Two years on from the supposed “end” of the financial crisis, the economic outlook continues to worsen for the vast majority of ordinary people. Unemployment, particularly among young people, has reached record highs following government austerity programmes, while inflation continues to rocket. At the European level, the eurozone itself is in crisis and is being propped up by further taxpayer-funded bailouts.
Many people find it scarcely believable that the banks have paid no price for their mistakes. Corporate lobbyists – enjoying privileged access to government, as recent scandals reveal – have gutted any attempts at policy reform, while the bankers have returned to paying themselves multi-million pound bonuses. Or, as a placard at the Occupy Wall Street protests put it: “Socialism for the banks, capitalism for the rest of us”.
In this situation, it is difficult to envisage long-term solutions to the failures of the financial system. Certainly, politicians seem to have no answers other than returning to business as usual by bailing out banks. And it is all too tempting to believe that there is little that the 99 per cent of people who are not super-rich beneficiaries of the current system can do about it.
So it is even more remarkable that a fairly radical proposal for a European financial transaction tax (FTT) has got as far as it has. The European Commission, hardly a hotbed of progressivism, has been cajoled into putting forward a proposal for an FTT: a tiny tax of fractions of 1 per cent, levied by governments on all kinds of financial transactions including “over the counter” ones – in other words, outside official regulated markets. It is aimed at financial institutions, reining in millions of wild bets they place every day and raising some money for governments at the same time.
How did such an idea get past the self-styled “masters of the universe”? It hasn’t been easy. War on Want launched the first British campaign for a Tobin tax in 1998, following the Asian currency crisis.
Despite the huge destruction caused by currency speculators then, it has taken 13 years for the idea to become a mainstream one in Europe. Placing any kind of restrictions on the finance sector has been resisted by consecutive governments since Margaret Thatcher’s reign.

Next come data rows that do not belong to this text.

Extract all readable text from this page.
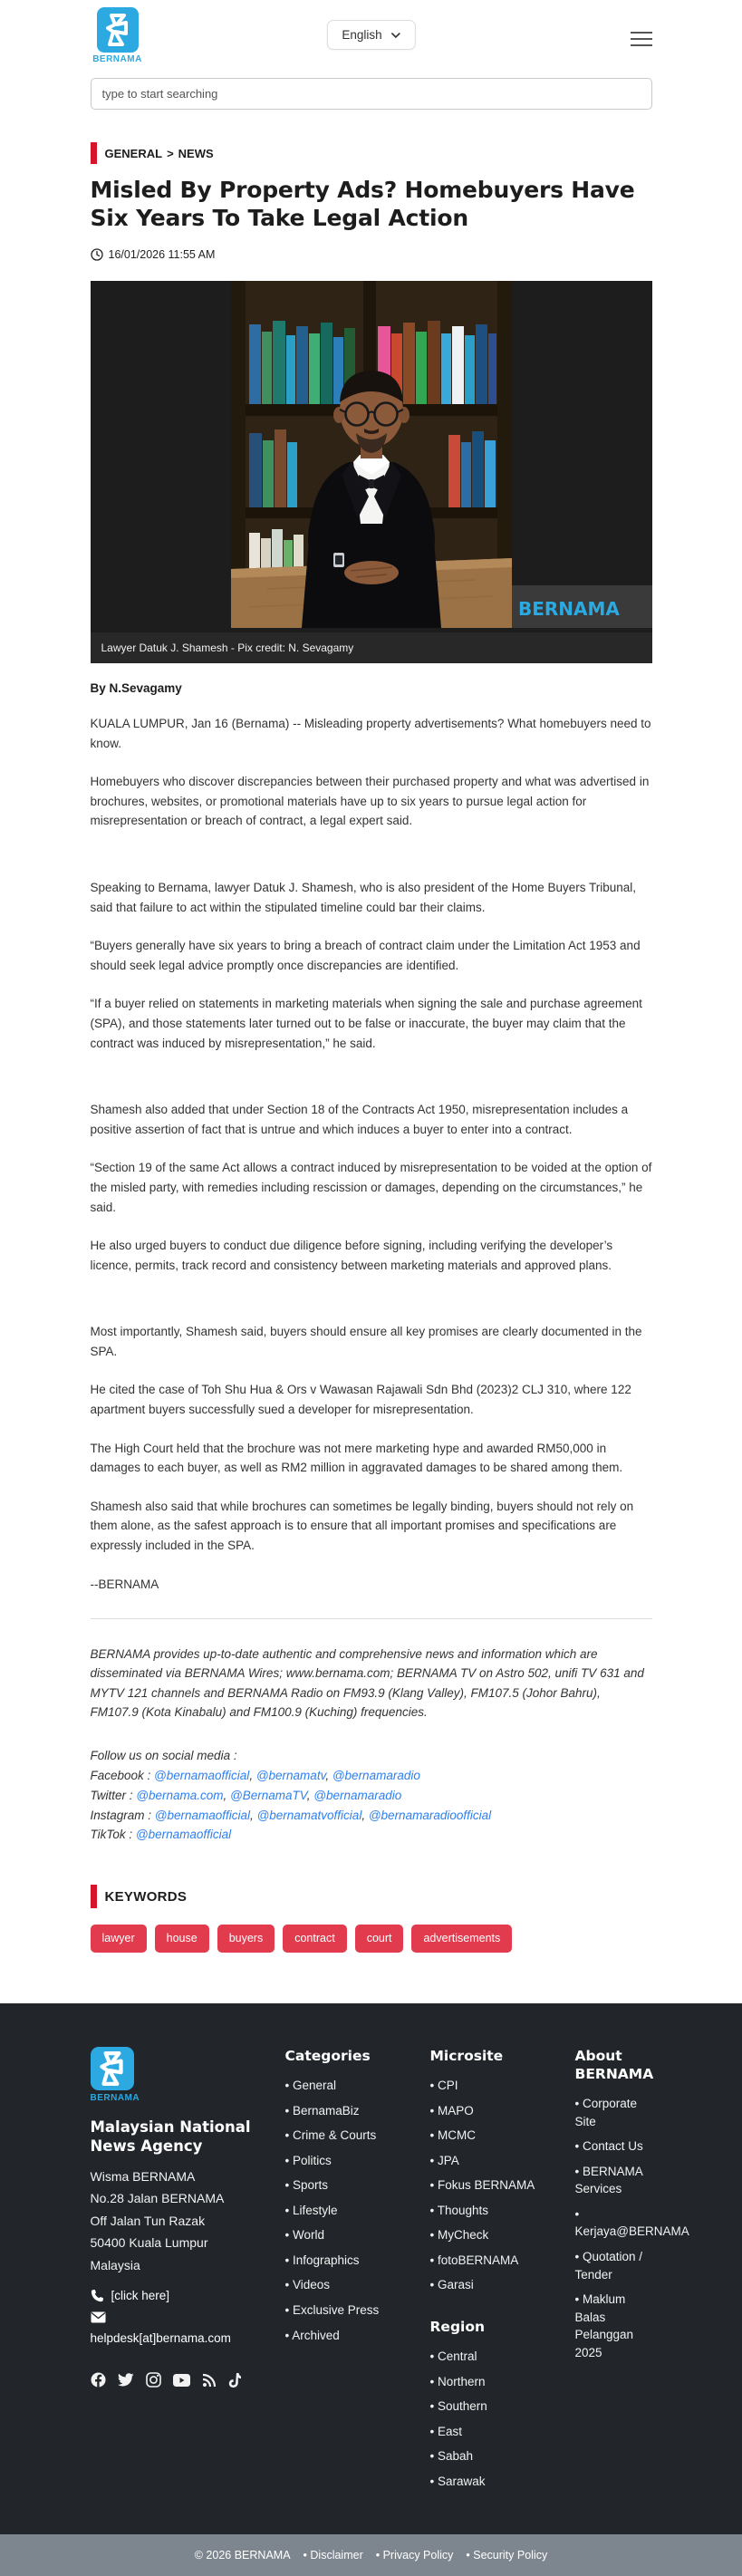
BERNAMA
English
type to start searching
GENERAL > NEWS
Misled By Property Ads? Homebuyers Have Six Years To Take Legal Action
16/01/2026 11:55 AM
BERNAMA
Lawyer Datuk J. Shamesh - Pix credit: N. Sevagamy

By N.Sevagamy

KUALA LUMPUR, Jan 16 (Bernama) -- Misleading property advertisements? What homebuyers need to know.

Homebuyers who discover discrepancies between their purchased property and what was advertised in brochures, websites, or promotional materials have up to six years to pursue legal action for misrepresentation or breach of contract, a legal expert said.

Speaking to Bernama, lawyer Datuk J. Shamesh, who is also president of the Home Buyers Tribunal, said that failure to act within the stipulated timeline could bar their claims.

“Buyers generally have six years to bring a breach of contract claim under the Limitation Act 1953 and should seek legal advice promptly once discrepancies are identified.

“If a buyer relied on statements in marketing materials when signing the sale and purchase agreement (SPA), and those statements later turned out to be false or inaccurate, the buyer may claim that the contract was induced by misrepresentation,” he said.

Shamesh also added that under Section 18 of the Contracts Act 1950, misrepresentation includes a positive assertion of fact that is untrue and which induces a buyer to enter into a contract.

“Section 19 of the same Act allows a contract induced by misrepresentation to be voided at the option of the misled party, with remedies including rescission or damages, depending on the circumstances,” he said.

He also urged buyers to conduct due diligence before signing, including verifying the developer’s licence, permits, track record and consistency between marketing materials and approved plans.

Most importantly, Shamesh said, buyers should ensure all key promises are clearly documented in the SPA.

He cited the case of Toh Shu Hua & Ors v Wawasan Rajawali Sdn Bhd (2023)2 CLJ 310, where 122 apartment buyers successfully sued a developer for misrepresentation.

The High Court held that the brochure was not mere marketing hype and awarded RM50,000 in damages to each buyer, as well as RM2 million in aggravated damages to be shared among them.

Shamesh also said that while brochures can sometimes be legally binding, buyers should not rely on them alone, as the safest approach is to ensure that all important promises and specifications are expressly included in the SPA.

--BERNAMA

BERNAMA provides up-to-date authentic and comprehensive news and information which are disseminated via BERNAMA Wires; www.bernama.com; BERNAMA TV on Astro 502, unifi TV 631 and MYTV 121 channels and BERNAMA Radio on FM93.9 (Klang Valley), FM107.5 (Johor Bahru), FM107.9 (Kota Kinabalu) and FM100.9 (Kuching) frequencies.

Follow us on social media :
Facebook : @bernamaofficial, @bernamatv, @bernamaradio
Twitter : @bernama.com, @BernamaTV, @bernamaradio
Instagram : @bernamaofficial, @bernamatvofficial, @bernamaradioofficial
TikTok : @bernamaofficial
KEYWORDS
lawyer	house	buyers	contract	court	advertisements
BERNAMA
Malaysian National News Agency
Wisma BERNAMA
No.28 Jalan BERNAMA
Off Jalan Tun Razak
50400 Kuala Lumpur
Malaysia
[click here]
helpdesk[at]bernama.com
Categories
• General
• BernamaBiz
• Crime & Courts
• Politics
• Sports
• Lifestyle
• World
• Infographics
• Videos
• Exclusive Press
• Archived
Microsite
• CPI
• MAPO
• MCMC
• JPA
• Fokus BERNAMA
• Thoughts
• MyCheck
• fotoBERNAMA
• Garasi
Region
• Central
• Northern
• Southern
• East
• Sabah
• Sarawak
About BERNAMA
• Corporate Site
• Contact Us
• BERNAMA Services
• Kerjaya@BERNAMA
• Quotation / Tender
• Maklum Balas Pelanggan 2025
© 2026 BERNAMA	• Disclaimer	• Privacy Policy	• Security Policy
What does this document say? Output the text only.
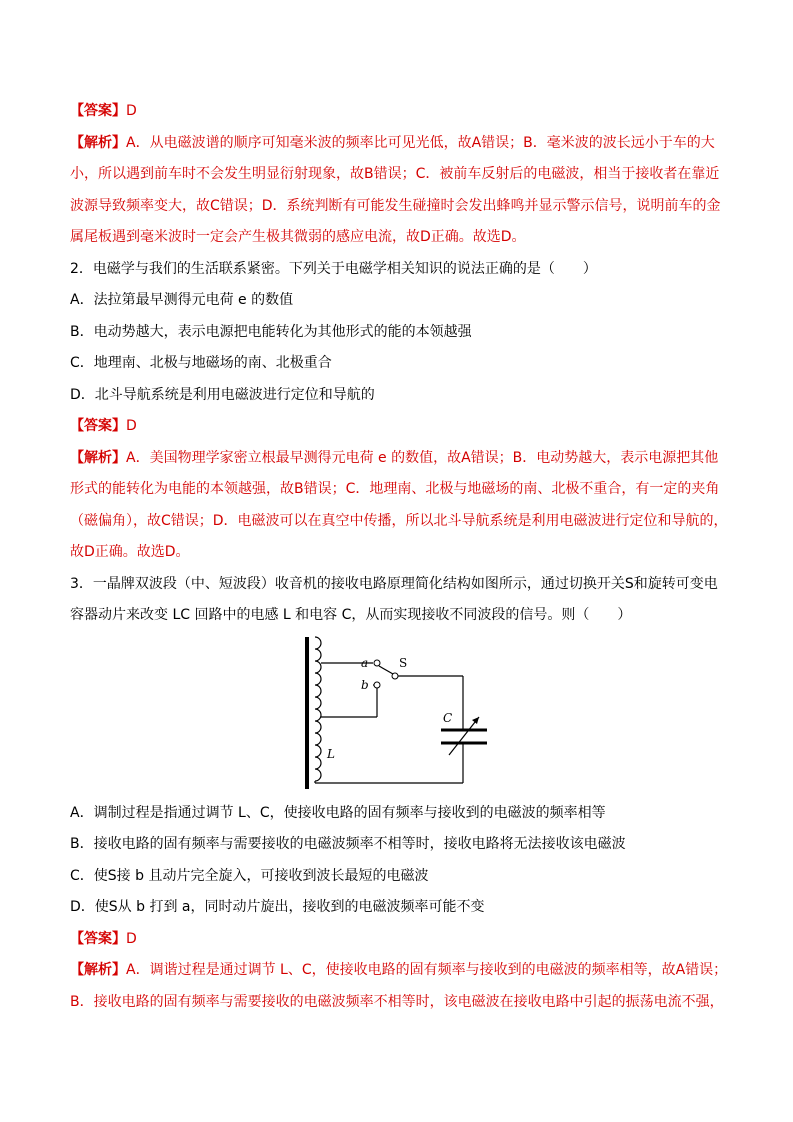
【答案】D
【解析】A．从电磁波谱的顺序可知毫米波的频率比可见光低，故A错误；B．毫米波的波长远小于车的大
小，所以遇到前车时不会发生明显衍射现象，故B错误；C．被前车反射后的电磁波，相当于接收者在靠近
波源导致频率变大，故C错误；D．系统判断有可能发生碰撞时会发出蜂鸣并显示警示信号，说明前车的金
属尾板遇到毫米波时一定会产生极其微弱的感应电流，故D正确。故选D。
2．电磁学与我们的生活联系紧密。下列关于电磁学相关知识的说法正确的是（　　）
A．法拉第最早测得元电荷 e 的数值
B．电动势越大，表示电源把电能转化为其他形式的能的本领越强
C．地理南、北极与地磁场的南、北极重合
D．北斗导航系统是利用电磁波进行定位和导航的
【答案】D
【解析】A．美国物理学家密立根最早测得元电荷 e 的数值，故A错误；B．电动势越大，表示电源把其他
形式的能转化为电能的本领越强，故B错误；C．地理南、北极与地磁场的南、北极不重合，有一定的夹角
（磁偏角），故C错误；D．电磁波可以在真空中传播，所以北斗导航系统是利用电磁波进行定位和导航的，
故D正确。故选D。
3．一晶牌双波段（中、短波段）收音机的接收电路原理简化结构如图所示，通过切换开关S和旋转可变电
容器动片来改变 LC 回路中的电感 L 和电容 C，从而实现接收不同波段的信号。则（　　）
A．调制过程是指通过调节 L、C，使接收电路的固有频率与接收到的电磁波的频率相等
B．接收电路的固有频率与需要接收的电磁波频率不相等时，接收电路将无法接收该电磁波
C．使S接 b 且动片完全旋入，可接收到波长最短的电磁波
D．使S从 b 打到 a，同时动片旋出，接收到的电磁波频率可能不变
【答案】D
【解析】A．调谐过程是通过调节 L、C，使接收电路的固有频率与接收到的电磁波的频率相等，故A错误；
B．接收电路的固有频率与需要接收的电磁波频率不相等时，该电磁波在接收电路中引起的振荡电流不强，
a
b
S
C
L
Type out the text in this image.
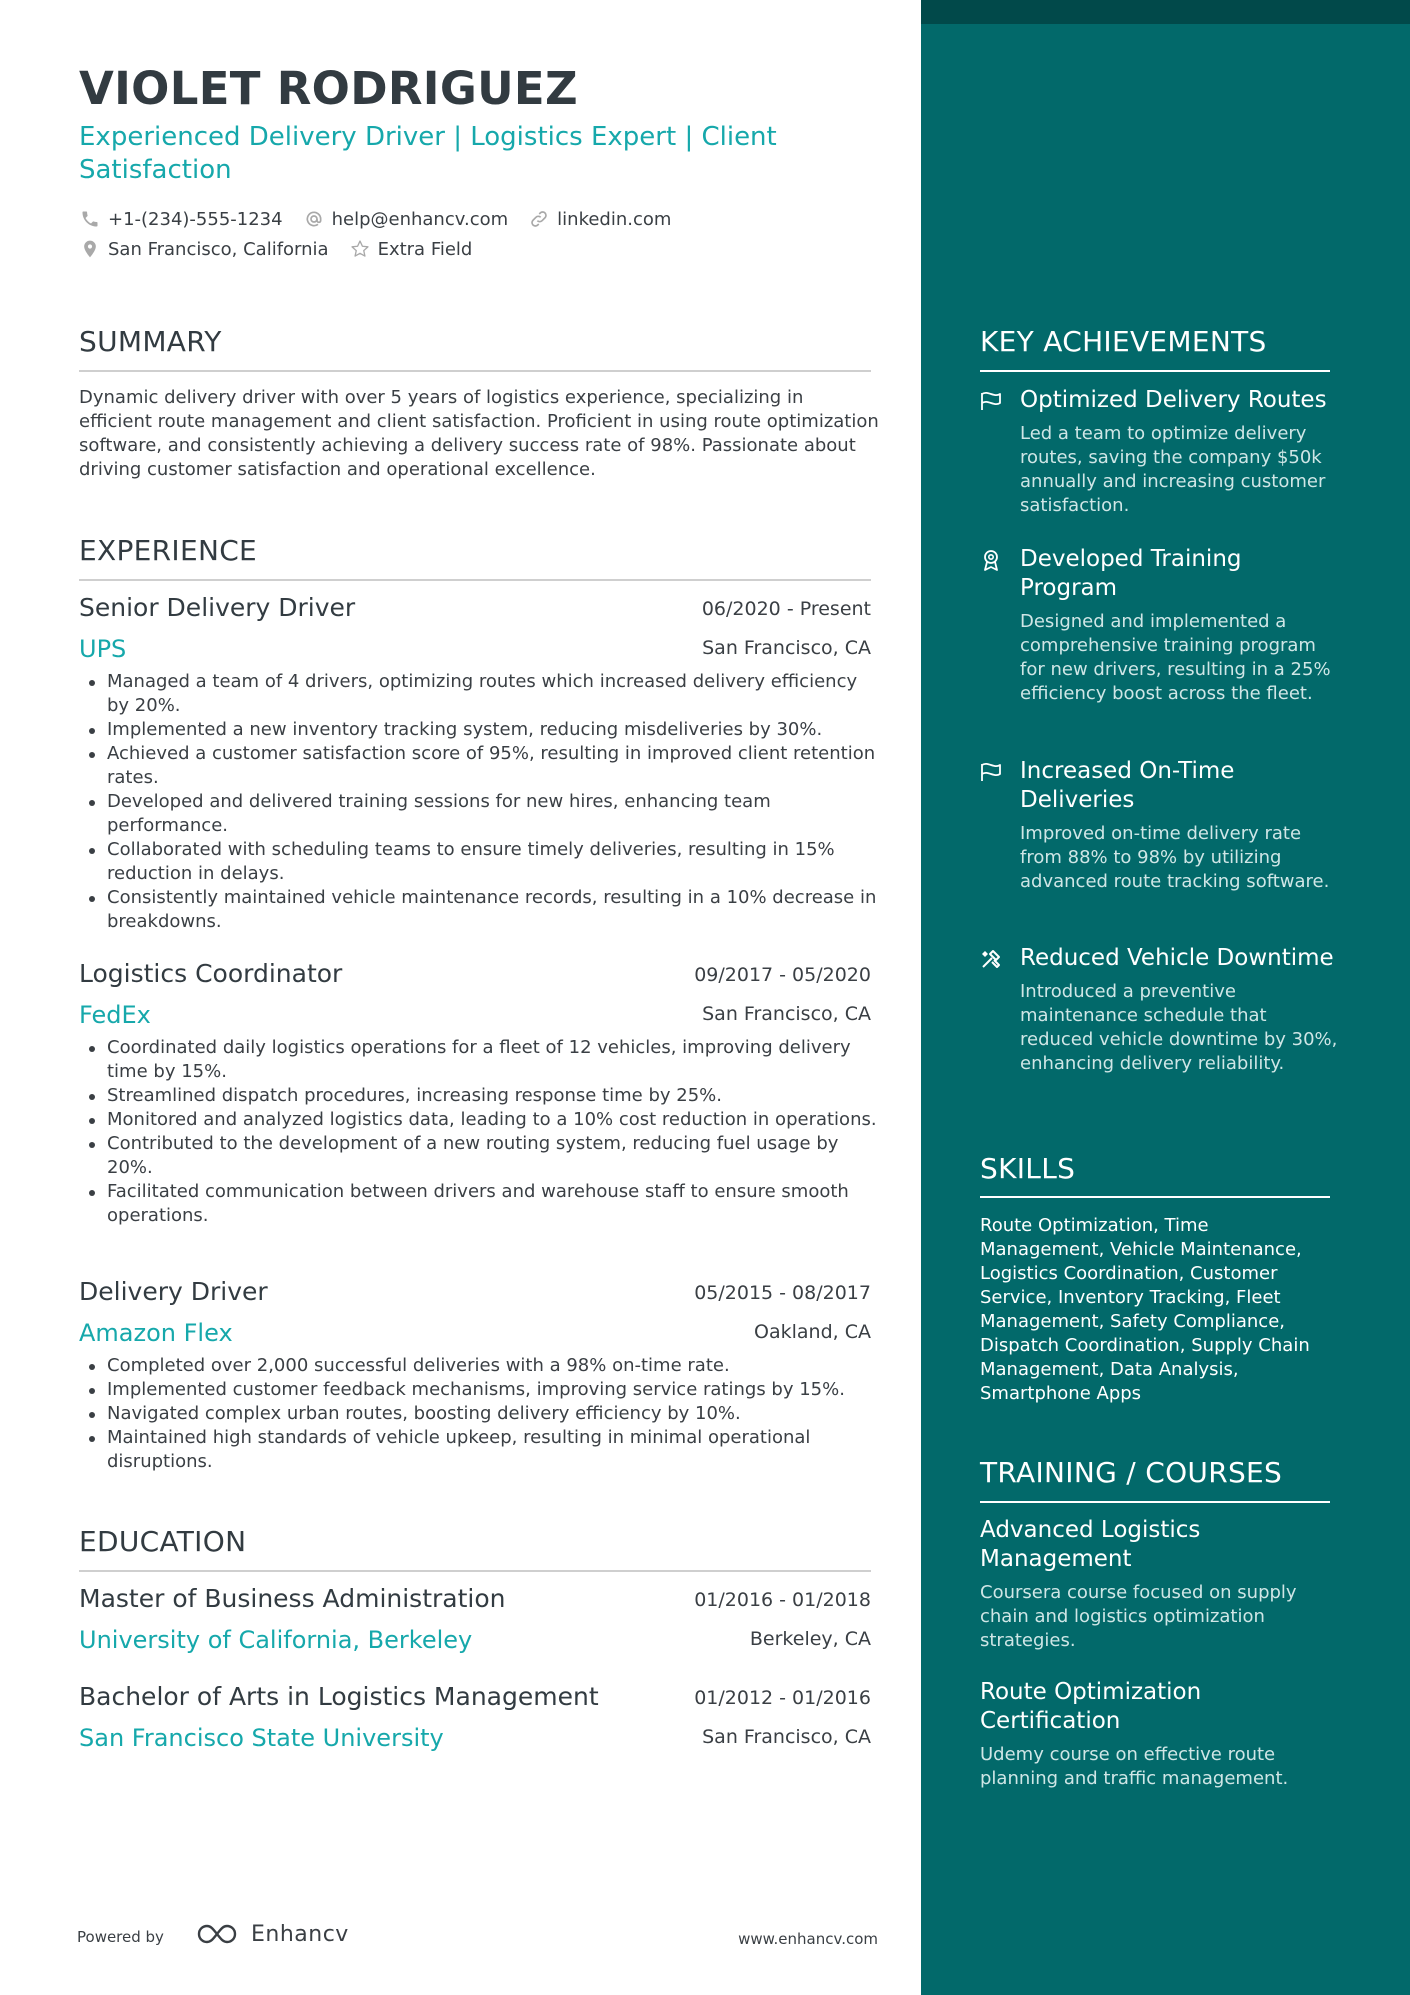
VIOLET RODRIGUEZ
Experienced Delivery Driver | Logistics Expert | Client Satisfaction
+1-(234)-555-1234	help@enhancv.com	linkedin.com
San Francisco, California	Extra Field
SUMMARY
Dynamic delivery driver with over 5 years of logistics experience, specializing in efficient route management and client satisfaction. Proficient in using route optimization software, and consistently achieving a delivery success rate of 98%. Passionate about driving customer satisfaction and operational excellence.
EXPERIENCE
Senior Delivery Driver	06/2020 - Present
UPS	San Francisco, CA
Managed a team of 4 drivers, optimizing routes which increased delivery efficiency by 20%.
Implemented a new inventory tracking system, reducing misdeliveries by 30%.
Achieved a customer satisfaction score of 95%, resulting in improved client retention rates.
Developed and delivered training sessions for new hires, enhancing team performance.
Collaborated with scheduling teams to ensure timely deliveries, resulting in 15% reduction in delays.
Consistently maintained vehicle maintenance records, resulting in a 10% decrease in breakdowns.
Logistics Coordinator	09/2017 - 05/2020
FedEx	San Francisco, CA
Coordinated daily logistics operations for a fleet of 12 vehicles, improving delivery time by 15%.
Streamlined dispatch procedures, increasing response time by 25%.
Monitored and analyzed logistics data, leading to a 10% cost reduction in operations.
Contributed to the development of a new routing system, reducing fuel usage by 20%.
Facilitated communication between drivers and warehouse staff to ensure smooth operations.
Delivery Driver	05/2015 - 08/2017
Amazon Flex	Oakland, CA
Completed over 2,000 successful deliveries with a 98% on-time rate.
Implemented customer feedback mechanisms, improving service ratings by 15%.
Navigated complex urban routes, boosting delivery efficiency by 10%.
Maintained high standards of vehicle upkeep, resulting in minimal operational disruptions.
EDUCATION
Master of Business Administration	01/2016 - 01/2018
University of California, Berkeley	Berkeley, CA
Bachelor of Arts in Logistics Management	01/2012 - 01/2016
San Francisco State University	San Francisco, CA
Powered by	Enhancv	www.enhancv.com
KEY ACHIEVEMENTS
Optimized Delivery Routes
Led a team to optimize delivery routes, saving the company $50k annually and increasing customer satisfaction.
Developed Training Program
Designed and implemented a comprehensive training program for new drivers, resulting in a 25% efficiency boost across the fleet.
Increased On-Time Deliveries
Improved on-time delivery rate from 88% to 98% by utilizing advanced route tracking software.
Reduced Vehicle Downtime
Introduced a preventive maintenance schedule that reduced vehicle downtime by 30%, enhancing delivery reliability.
SKILLS
Route Optimization, Time Management, Vehicle Maintenance, Logistics Coordination, Customer Service, Inventory Tracking, Fleet Management, Safety Compliance, Dispatch Coordination, Supply Chain Management, Data Analysis, Smartphone Apps
TRAINING / COURSES
Advanced Logistics Management
Coursera course focused on supply chain and logistics optimization strategies.
Route Optimization Certification
Udemy course on effective route planning and traffic management.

Since the story that government overspending led us into crisis has been widely accepted, the argument for austerity cuts has also generally been swallowed. On the other hand, new ways to raise taxes in order to tackle the deficit – especially ones that don’t directly hit the electorate – have suddenly come back into fashion and created space for a new push for an FTT.
We now have a chance to realise an idea that was first mooted in the 1970s. Despite its attractions in putting a brake on the high-frequency market trading that exacerbated the financial crisis, it is inevitably domestic political considerations that have given us the breakthrough. Both French and German leaders, eyeing upcoming elections and struggling under reduced tax receipts, have taken the initiative to push for an FTT at the European level. Previously they all agreed that it would only be possible if agreed globally – a virtual impossibility. The British Government, still in the pocket of the City of London, maintains this fiction, fighting fiercely against the Robin Hood tax campaign for an FTT in this country.
However, we shouldn’t discount the very effective work of European FTT campaigners who succeeded in getting a hostile European Parliament committee to vote for the tax by mobilising voters across Europe to write to their MEPs. This clear signal from the Parliament obliged the European Commission at least to put the proposal forward.
But it can’t override the European Council, which is composed of member state ministers. Continued pressure from below, from ordinary people, is essential if we are to see this through to the end.
We do have an opportunity for reform as the FTT drags through the European legislative process. We also have an opportunity in the shape of the G20 meeting in Nice. Nominally, this has had a global FTT on its agenda since promising action in 2008. Yet its only action so far has been to repeat the mistakes of the 1980s, punishing Greece and Ireland as odious-debt-ridden African countries were punished, and setting them back decades.
That’s where we come to the bigger issue of tax justice in general. Attempting to persuade institutions such as the G20 or International Monetary Fund of the error of their ways can only ever go so far. Likewise, tempting though it is to make banks pay for their greed through an FTT, we risk repeating the mistake of the Gordon Brown era: skimming tax off the top to pay for welfare measures while leaving the foundations of a rotten system intact.
Rather, we need a fundamental retooling of our tax system. Measures such as closing down British tax havens would be a good start. Many suggestions for the necessary changes at national, European, global and industry level can be found in War on Want and PCS’
joint report on tax havens (available on our website:http://www.waronwant.
org/campaigns).
More widely, we need to move away from seeing tax as an unfair burden, to be avoided where possible, to seeing it as an essential tool for redistributing wealth and paying for essential services, along with holding governments to account for actually doing this.
Tax justice has been identified as key to solving the economic crisis by groups as diverse as the Occupy London movement and the International Trade Union Confederation – and with good reason.
On the way to a new financial system, tax justice is where we can begin to reverse 30 years of wealth grabbing by the 1 per cent and return democratic power over our economies to the 99 per cent.